Kritik | Impossible Dreams von „Lovers Electric“

Küstler:
Lovers Electric
Redaktions-Wertung:
Titel:
Impossible Dreams
Release:
12. August 2011
LeserInnen-Wertung:
Genre:
Pop,

Mit „Love Can Save Us“ haben es die zwei Australier David Turley und Eden Boucher in so ziemlich jeden Kopf geschafft und dafür gesorgt, dass man Electro-Pop fortan neu definiert. Denn als Lovers Electric beweisen sie, dass Glam Pop und Dance/Electro Hand in Hand gehen, wenn nicht sogar tanzen. Kein Wunder, die beiden sind schließlich auch abseits der Bühne ein Traumpaar und sogar verheiratet. Wer also bislang nicht wahrhaben wollte, dass Australien musikalisch ordentlich was zu bieten hat, den wird das Debüt „Impossible Dreams“ vielleicht bekehren.

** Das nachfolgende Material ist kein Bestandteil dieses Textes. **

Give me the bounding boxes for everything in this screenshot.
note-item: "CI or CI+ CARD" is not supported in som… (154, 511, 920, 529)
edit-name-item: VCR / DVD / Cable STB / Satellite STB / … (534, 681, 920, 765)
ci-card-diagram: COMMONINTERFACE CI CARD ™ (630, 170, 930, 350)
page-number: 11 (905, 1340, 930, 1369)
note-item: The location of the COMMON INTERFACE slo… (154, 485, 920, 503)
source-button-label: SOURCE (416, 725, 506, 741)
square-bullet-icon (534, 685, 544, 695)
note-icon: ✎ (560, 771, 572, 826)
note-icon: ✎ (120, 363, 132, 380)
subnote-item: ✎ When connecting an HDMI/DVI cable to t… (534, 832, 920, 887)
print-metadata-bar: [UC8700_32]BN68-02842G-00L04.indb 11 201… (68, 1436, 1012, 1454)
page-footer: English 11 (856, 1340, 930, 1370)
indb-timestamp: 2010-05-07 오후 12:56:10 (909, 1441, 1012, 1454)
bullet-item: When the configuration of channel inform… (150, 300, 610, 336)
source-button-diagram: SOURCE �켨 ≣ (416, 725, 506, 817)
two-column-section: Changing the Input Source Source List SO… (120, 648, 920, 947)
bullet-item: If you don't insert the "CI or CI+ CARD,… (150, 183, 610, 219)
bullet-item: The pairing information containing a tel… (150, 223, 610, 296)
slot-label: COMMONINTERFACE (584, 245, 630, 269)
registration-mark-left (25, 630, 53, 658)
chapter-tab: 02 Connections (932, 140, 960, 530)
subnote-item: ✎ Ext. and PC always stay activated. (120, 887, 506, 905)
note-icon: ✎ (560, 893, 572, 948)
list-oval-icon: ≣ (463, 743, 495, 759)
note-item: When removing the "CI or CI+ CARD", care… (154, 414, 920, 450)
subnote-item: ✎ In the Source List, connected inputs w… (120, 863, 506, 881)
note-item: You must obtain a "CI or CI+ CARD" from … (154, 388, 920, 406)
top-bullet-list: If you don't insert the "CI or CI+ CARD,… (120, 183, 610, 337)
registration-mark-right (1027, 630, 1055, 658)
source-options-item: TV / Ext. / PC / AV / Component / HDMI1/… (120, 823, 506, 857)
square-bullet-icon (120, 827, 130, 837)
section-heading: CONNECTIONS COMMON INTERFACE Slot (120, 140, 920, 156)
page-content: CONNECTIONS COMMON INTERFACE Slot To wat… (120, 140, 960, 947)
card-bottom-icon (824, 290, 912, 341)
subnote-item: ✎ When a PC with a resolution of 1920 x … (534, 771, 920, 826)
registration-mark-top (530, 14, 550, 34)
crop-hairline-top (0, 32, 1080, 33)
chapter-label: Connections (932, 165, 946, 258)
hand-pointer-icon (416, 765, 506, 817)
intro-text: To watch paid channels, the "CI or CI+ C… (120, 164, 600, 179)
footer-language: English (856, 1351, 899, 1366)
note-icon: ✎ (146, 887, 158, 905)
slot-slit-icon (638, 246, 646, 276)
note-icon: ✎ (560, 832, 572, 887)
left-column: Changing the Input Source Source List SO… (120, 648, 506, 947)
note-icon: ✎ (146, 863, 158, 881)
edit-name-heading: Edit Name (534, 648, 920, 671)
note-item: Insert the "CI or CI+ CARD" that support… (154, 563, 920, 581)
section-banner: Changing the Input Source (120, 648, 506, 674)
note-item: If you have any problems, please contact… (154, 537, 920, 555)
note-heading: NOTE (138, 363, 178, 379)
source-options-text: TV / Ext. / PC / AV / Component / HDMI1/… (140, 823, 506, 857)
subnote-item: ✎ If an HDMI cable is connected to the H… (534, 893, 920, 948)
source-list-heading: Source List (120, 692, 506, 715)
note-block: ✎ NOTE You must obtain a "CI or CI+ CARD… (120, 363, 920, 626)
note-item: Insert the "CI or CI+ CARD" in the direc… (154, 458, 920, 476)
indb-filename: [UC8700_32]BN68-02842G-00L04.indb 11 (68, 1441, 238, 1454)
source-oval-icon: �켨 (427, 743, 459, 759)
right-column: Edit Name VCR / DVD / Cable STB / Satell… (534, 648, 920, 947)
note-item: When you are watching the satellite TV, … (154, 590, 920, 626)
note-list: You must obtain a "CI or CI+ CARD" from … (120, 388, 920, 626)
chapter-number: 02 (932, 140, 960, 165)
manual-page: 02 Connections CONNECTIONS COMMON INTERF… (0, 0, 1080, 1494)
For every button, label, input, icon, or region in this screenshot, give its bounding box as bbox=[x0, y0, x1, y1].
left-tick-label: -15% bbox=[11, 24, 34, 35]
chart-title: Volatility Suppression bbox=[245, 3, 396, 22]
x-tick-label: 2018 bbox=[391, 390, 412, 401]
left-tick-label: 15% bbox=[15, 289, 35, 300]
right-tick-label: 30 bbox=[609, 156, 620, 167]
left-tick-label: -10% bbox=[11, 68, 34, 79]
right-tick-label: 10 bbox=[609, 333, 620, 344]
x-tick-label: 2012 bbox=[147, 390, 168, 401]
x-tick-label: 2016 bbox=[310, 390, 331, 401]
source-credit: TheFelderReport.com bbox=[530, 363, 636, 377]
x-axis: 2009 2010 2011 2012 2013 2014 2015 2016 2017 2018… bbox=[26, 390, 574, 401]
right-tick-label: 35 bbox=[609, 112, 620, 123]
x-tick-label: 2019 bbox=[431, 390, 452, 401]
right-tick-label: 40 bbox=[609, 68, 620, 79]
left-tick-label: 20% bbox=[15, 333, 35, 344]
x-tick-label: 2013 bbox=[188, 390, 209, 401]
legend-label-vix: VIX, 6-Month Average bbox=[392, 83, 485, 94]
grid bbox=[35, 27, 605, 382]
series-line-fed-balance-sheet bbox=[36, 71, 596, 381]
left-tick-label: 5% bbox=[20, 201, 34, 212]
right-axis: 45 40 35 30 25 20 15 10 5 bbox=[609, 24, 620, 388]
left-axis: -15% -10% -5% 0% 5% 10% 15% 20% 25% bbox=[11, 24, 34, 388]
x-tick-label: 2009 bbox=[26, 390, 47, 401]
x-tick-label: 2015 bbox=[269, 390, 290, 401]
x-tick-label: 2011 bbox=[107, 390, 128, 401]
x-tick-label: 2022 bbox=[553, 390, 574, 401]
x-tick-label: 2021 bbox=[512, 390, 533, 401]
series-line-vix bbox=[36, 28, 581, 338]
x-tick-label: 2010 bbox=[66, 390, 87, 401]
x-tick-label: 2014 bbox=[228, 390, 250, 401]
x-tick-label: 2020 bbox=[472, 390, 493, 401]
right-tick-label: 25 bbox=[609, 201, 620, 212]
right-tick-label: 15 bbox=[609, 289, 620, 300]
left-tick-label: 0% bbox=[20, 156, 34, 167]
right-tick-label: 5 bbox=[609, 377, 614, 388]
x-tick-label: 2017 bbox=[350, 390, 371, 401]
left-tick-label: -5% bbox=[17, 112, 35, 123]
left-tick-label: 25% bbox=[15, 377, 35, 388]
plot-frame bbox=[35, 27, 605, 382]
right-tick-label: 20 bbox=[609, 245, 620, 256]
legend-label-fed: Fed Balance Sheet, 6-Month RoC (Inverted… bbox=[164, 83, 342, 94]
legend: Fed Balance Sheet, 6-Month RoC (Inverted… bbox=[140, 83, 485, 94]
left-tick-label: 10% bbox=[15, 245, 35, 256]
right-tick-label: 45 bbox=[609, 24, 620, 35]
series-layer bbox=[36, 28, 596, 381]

Das steckt voller Magie in Form von elf Titeln, die fulminant vorlegen, aber auch softe Seiten haben. Und es beginnt mit „Beating Like A Drum“. Einem Ohrwurm, der voll mit guter Laune, Energie und Tanzbeat ist und beinahe vor Überschwänglichkeit zu platzen scheint. Gefolgt von „One In A Million“ geht es ähnlich eingängig, wenn auch etwas dramatisch weiter. Den Song haben Lovers Electric an dem Tag geschrieben, an dem der King of Pop gestorben ist. Praktisch als Hommage. Auch hier harmoniert die Stimme von Eden perfekt mit dem elektronisch angehauchten Sound, wobei ihr stellenweise natürlich ihr Mann David zu Hilfe kommt.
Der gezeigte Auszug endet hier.